Say you study some piece of software. And it happens that it has an automated suite of tests. And it happens that some files aren't covered by the test suite. And you happen to find a bug in one of those files that were not covered.
Would you publish a blog post titled "the XXX test suite proved there was no bug. And then I found one"?
These were my thoughts as well and it's nothing new, I think, regarding testing altogether:
- testing libraries (and in this case - language itself) can have bugs
- what is not covered by tests can have bugs
Additionally would add that tests verify the assumptions of coder, not expectations of the business.
To give benefit to the author - I'd read the article as: having tests for given thing ensures that it does the thing that you built the tests for. This doesn't mean that your application is free of bugs (unless you have 100% coverage, can control entire state of the system, etc) nor that it does the right thing (or that it does the thing the right way)

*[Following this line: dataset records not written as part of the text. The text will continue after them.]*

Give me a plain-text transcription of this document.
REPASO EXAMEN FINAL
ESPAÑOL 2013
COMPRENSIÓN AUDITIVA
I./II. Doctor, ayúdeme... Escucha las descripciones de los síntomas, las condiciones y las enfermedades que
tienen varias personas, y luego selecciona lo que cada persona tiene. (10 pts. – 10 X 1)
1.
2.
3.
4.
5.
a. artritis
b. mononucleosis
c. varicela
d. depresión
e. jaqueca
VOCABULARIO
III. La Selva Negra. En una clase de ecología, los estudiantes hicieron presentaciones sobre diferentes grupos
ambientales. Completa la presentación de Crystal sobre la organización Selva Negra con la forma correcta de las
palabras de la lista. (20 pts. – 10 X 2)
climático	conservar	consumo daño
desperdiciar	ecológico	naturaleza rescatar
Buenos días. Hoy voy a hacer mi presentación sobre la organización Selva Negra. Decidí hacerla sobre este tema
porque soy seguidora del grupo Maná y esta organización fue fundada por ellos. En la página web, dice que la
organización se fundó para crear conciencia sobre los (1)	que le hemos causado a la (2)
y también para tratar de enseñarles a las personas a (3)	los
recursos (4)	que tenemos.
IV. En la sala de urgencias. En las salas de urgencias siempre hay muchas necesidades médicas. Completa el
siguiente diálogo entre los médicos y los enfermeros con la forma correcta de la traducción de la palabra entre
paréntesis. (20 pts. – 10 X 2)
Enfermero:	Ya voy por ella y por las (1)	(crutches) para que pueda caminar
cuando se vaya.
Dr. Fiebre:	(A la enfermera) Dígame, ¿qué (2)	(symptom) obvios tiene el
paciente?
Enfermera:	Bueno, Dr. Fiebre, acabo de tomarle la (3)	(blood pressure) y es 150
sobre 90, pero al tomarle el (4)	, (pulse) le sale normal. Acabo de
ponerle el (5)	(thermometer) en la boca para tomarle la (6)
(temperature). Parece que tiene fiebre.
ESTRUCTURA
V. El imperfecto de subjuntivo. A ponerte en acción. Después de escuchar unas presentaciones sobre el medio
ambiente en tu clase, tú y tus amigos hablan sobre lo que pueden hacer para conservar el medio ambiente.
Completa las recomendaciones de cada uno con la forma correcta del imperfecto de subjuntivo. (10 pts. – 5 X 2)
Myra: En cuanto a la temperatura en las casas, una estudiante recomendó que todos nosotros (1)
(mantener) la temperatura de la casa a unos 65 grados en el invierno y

I like to differentiate between coverage by lines and semantic coverage: sometimes you need to exercise a single line multiple times to get full semantic coverage, and better semantic coverage usually beats larger line coverage for detecting problems and preventing regressions.
Yes, mutation testing and similar techniques like fuzzing can help with it, but sometimes you want to be more deterministic: there are usually a lot of hidden side effects that are not obvious, and probably a source of majority of software bugs today.
Eg. something as simple as
function foo(url) {
data = fetch(url);
return data;
}
has a bunch of exceptions that can happen in fetch() not covered with your tests, yet you can get 100% line coverage with a single deterministic happy path test.
Basically, any non-functional side-effect behavior is a source of semantic "hiding" when measuring test coverage by lines being executed, and there is usually a lot of it (logging is another common source of side-effects not tested well). Some languages can handle this better with their typing approaches, but ultimately, there will be things that can behave differently depending on external circumstances (even bit flips, OOMs, full disk...) that were not planned for and do not flow from the code itself.
You're technically right, but what things are versus how they're promoted or understood by most people (rightfully or not) often diverges, and therefore such "grounding" articles are useful, even if the wording addresses the perceived rather than the factual reality.
By way of analogy, if there was an article saying "I bought a 1Tb drive and it only came with 0.91 terabits", I think if you started explaining that technically the problem is the confusion between SI vs binary units and the title should really be "I bought a 0.91 terabit drive and was disappointed it didn't have more capacity", technically you'd be right, but people would rightfully eyeroll at you.
To be clear, I think the article was fine and the author did some useful work (finding a bug in the runtime of a supposedly provably correct system is indeed a valuable contribution!). I don't agree that it's pedantic to explain why the title feels like a bait-and-switch (and thus does a disservice to the article itself). It's just a bit of feedback for future reference.
I take some comfort from being technically correct though; it's widely accepted by all of us pedants that that is the best kind of correct ;-)
No, it's much better for the business magnates if you spend all your short lifespan on solving problems every waking hour. Don't worry about experiencing your life, you need to generate value!